Hi,
I found out about this package because Magento 2 is using it in its build process. The build process is very time consuming, and part this time is spent compressing Javascript files with JShrink. When I looked at the code it occurred to me that a different approach might make it much faster. This approach would be based on the pivotal use of the PHP function preg_replace_callback, which would process the entire Javascript file at once.
Here's a bit of (very incomplete) code I used to test if this would work:
$exp = "~(
/\*!.*?\*/ | # /* license */
/\*.*?\*/ | # /* comment */
//[^\n]* | # // comment
/(?:\\\\/|[^/])+/[dgimsuy]*[ ]*[,;\n)] | # erg exp: /(ape|monkey)\/banana/mi;
\"(?:\\\\\"|[^\"])*\" | # double quoted string
'(?:\\\\'|[^'])*' | # single quoted string
(?P<negatives1>--?)\s+(?P<negatives2>--?) | # a - --b a-- - b
(?P<positives1>\+\+?)\s+(?P<positives2>\+\+?) | # a + ++b a++ + b
(?:return|var) | # operator keyword
[ \t\n]+ # whitespace
)~xs";
$normalized = str_replace(["\r\n", "\r"], ["\n", "\n"], $js);
$result = preg_replace_callback($exp, function($matches) {
$match = $matches[1];
$first = $match[0];
switch ($first) {
case '"':
// remove line continuation
$string = str_replace("\\\n", "", $match);
return $string;
case ' ':
return '';
case "\n":
return '';
case "\t":
return '';
}
$firstTwo = substr($match, 0, 2);
switch ($firstTwo) {
case '//':
return '';
case '/*':
return '';
}
switch ($match) {
case 'var':
return 'var ';
case 'return':
return 'return ';
}
if (isset($matches['negatives1']) && $matches['negatives1'] !== "") {
return $matches['negatives1'] . " " . $matches['negatives2'];
}
if (isset($matches['positives1']) && $matches['positives1'] !== "") {
return $matches['positives1'] . " " . $matches['positives2'];
}
return $match;
}, $normalized);
So, basically, the outermost loop is replaced by a single preg_replace_callback. It is much faster because it implements the inner loop with C code (the implementation of preg_replace_callback is written in C), rather than PHP code.

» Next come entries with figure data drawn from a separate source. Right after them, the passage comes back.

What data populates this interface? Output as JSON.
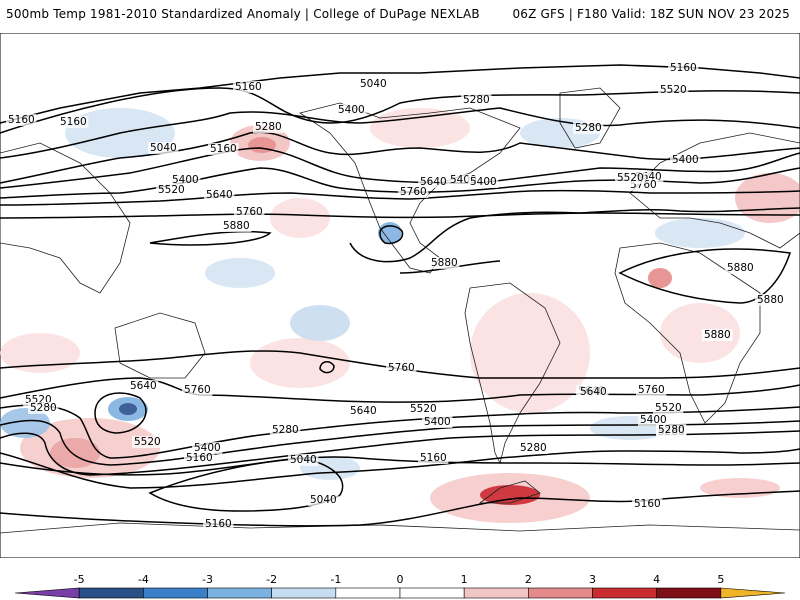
{
  "header": {
    "title": "500mb Temp 1981-2010 Standardized Anomaly | College of DuPage NEXLAB",
    "run_info": "06Z GFS | F180 Valid: 18Z SUN NOV 23 2025"
  },
  "map": {
    "contour_labels": [
      "5160",
      "5040",
      "5160",
      "5280",
      "5400",
      "5160",
      "5040",
      "5160",
      "5280",
      "5400",
      "5280",
      "5520",
      "5400",
      "5400",
      "5640",
      "5760",
      "5400",
      "5520",
      "5640",
      "5760",
      "5160",
      "5640",
      "5760",
      "5520",
      "5880",
      "5880",
      "5880",
      "5880",
      "5880",
      "5880",
      "5760",
      "5640",
      "5760",
      "5640",
      "5760",
      "5520",
      "5280",
      "5520",
      "5400",
      "5160",
      "5280",
      "5040",
      "5640",
      "5520",
      "5400",
      "5280",
      "5160",
      "5040",
      "5280",
      "5520",
      "5400",
      "5280",
      "5640",
      "5160",
      "5160"
    ],
    "colors": {
      "ocean_bg": "#ffffff",
      "land_line": "#000000",
      "contour": "#000000",
      "warm_light": "#f6c9c9",
      "warm_mid": "#e68a8a",
      "warm_strong": "#c9252b",
      "cold_light": "#c9dcf0",
      "cold_mid": "#7fb0e0",
      "cold_strong": "#2c4f8f"
    }
  },
  "colorbar": {
    "ticks": [
      "-5",
      "-4",
      "-3",
      "-2",
      "-1",
      "0",
      "1",
      "2",
      "3",
      "4",
      "5"
    ],
    "colors": [
      "#7a3fa6",
      "#2a4e86",
      "#3a7fc8",
      "#7bb2e2",
      "#c6dcf0",
      "#ffffff",
      "#ffffff",
      "#f3c6c6",
      "#e58a8a",
      "#c82b30",
      "#7f0f17",
      "#f0b428"
    ]
  }
}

Before I work this out in detail, I was wondering if you are open to this complete rewrite. I am willing to perform the complete rewrite myself, but there are also some points in which the new code will not be backwards compatible with the existing code, like checking if a regular expression is well formed and throwing a RuntimeException. This new code will not do that. Doubtlessly there will be some other minor points that are not completely backwards compatible. So the question is: are you willing to loose some of the compatibility for a signification increase in processing speed?
If you are interested, I would like the help of some beta testers to debug my code. I just had this idea, it doesn't mean I make no mistakes working it out.
Of course I can start a repository in my own domain, but then it would have to start its user base from the start. By rewriting JShrink it may benefit all of your users.
What do you think?